As an addendum to all the above: it may be that my music was not to people’s liking/did not suit particular political ideologies that favoured certain stylistic traits over others. This will certainly have been the case, and became increasingly the case, during my seven years in China. Since around 2017, there has been an overarching emphasis on the 「中國派」, which is an entirely artificial, top-down imposed and politically ideological (and even racialist) concept which has little to do with what Chinese composers might otherwise be interested in composing.

How would you describe yourself as a composer? What are your inspirations and influences?

I am a composer of notated art music, rooted in the Western modernist/avant-garde tradition, and possessing a particular lineage through my teacher, Michael Finnissy, to “New Complexity”. This last term is problemmatic, but I think it does have utility, referring to a kind of avant-garde art music that possesses an especially complex structural discouse built on complex musical materials, with complex and detailed notation.

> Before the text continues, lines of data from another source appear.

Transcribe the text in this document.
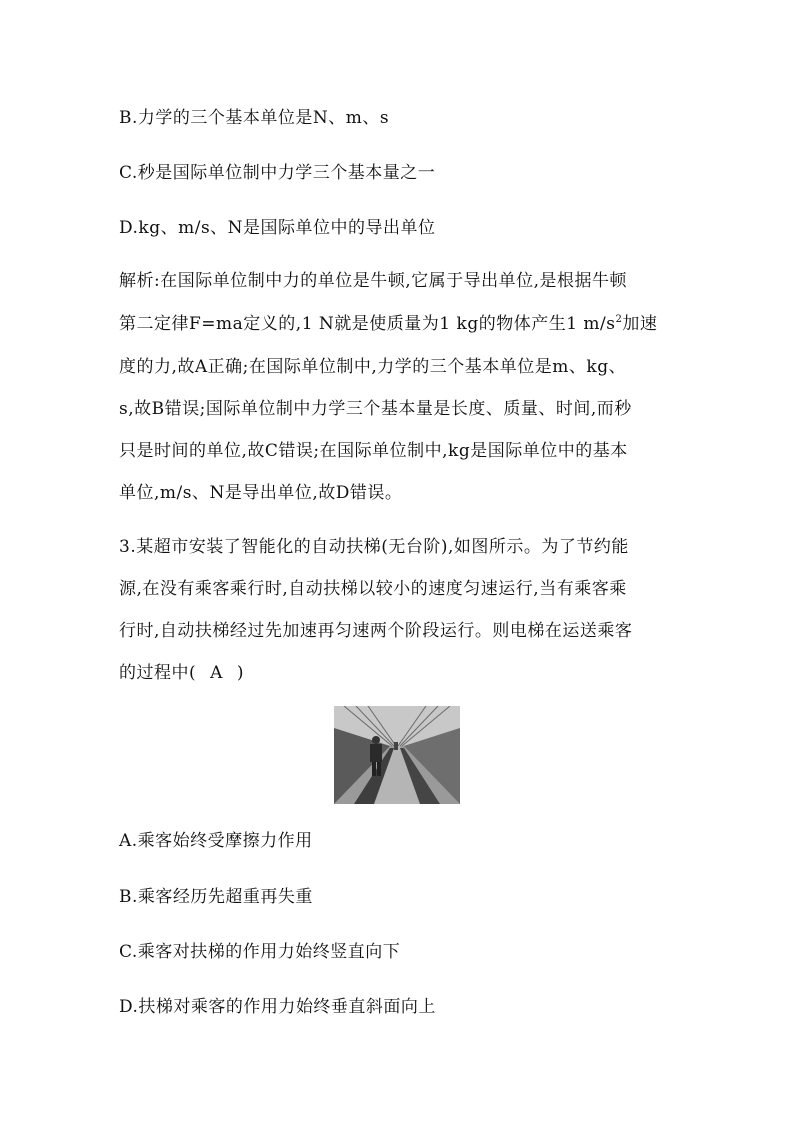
B.力学的三个基本单位是N、m、s
C.秒是国际单位制中力学三个基本量之一
D.kg、m/s、N是国际单位中的导出单位
解析:在国际单位制中力的单位是牛顿,它属于导出单位,是根据牛顿
第二定律F=ma定义的,1 N就是使质量为1 kg的物体产生1 $m/s^2$加速
度的力,故A正确;在国际单位制中,力学的三个基本单位是m、kg、
s,故B错误;国际单位制中力学三个基本量是长度、质量、时间,而秒
只是时间的单位,故C错误;在国际单位制中,kg是国际单位中的基本
单位,m/s、N是导出单位,故D错误。
3.某超市安装了智能化的自动扶梯(无台阶),如图所示。为了节约能
源,在没有乘客乘行时,自动扶梯以较小的速度匀速运行,当有乘客乘
行时,自动扶梯经过先加速再匀速两个阶段运行。则电梯在运送乘客
的过程中( A )
A.乘客始终受摩擦力作用
B.乘客经历先超重再失重
C.乘客对扶梯的作用力始终竖直向下
D.扶梯对乘客的作用力始终垂直斜面向上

I write a lot for Chinese traditional instruments, and I have also attempted to incorporate elements of traditional Chinese musical materials and aesthetics into my pieces, and this perhaps differentiates me from other new complexity or post-new complexity composers. Other influences include Anglican choral music, spectralism, and compositional techniques of medieval and Renaissance choral music.

What pieces with piano would you recommend for me to feature in the presentation, and why?

None of my solo piano pieces have a particularly obvious connection to Asian music/philosophy/culture.

I have a recent set of “Hoklo folk transcriptions” for soprano, flute and piano, called Songs of the Raccoon Dogs. You might find my re-interpretation of these 福佬歌謠 interesting, in relation to my harmonization of largely pentatonic melodies, vocal embellishments, and the concept of transcription (in Busoni’s sense) and notation.

I have a piece for treble voices and piano accompaniment setting Su She’s poem 赤壁懷古,called Red Cliff / 《赤壁》。This piece exclusively uses five-note sets, including the pentatonic scale, as well as the “African pentatonic scale”, and (I think, but I’d have to go back and check my sketches) Indonesian or Japanese scales. I use these scales not so much as cultural emblems, than as pure pitch sets which I freely transpose/intermix as I require different harmonic colours/tensions.

If you were interested I could try composing something for you, but I know that time is short!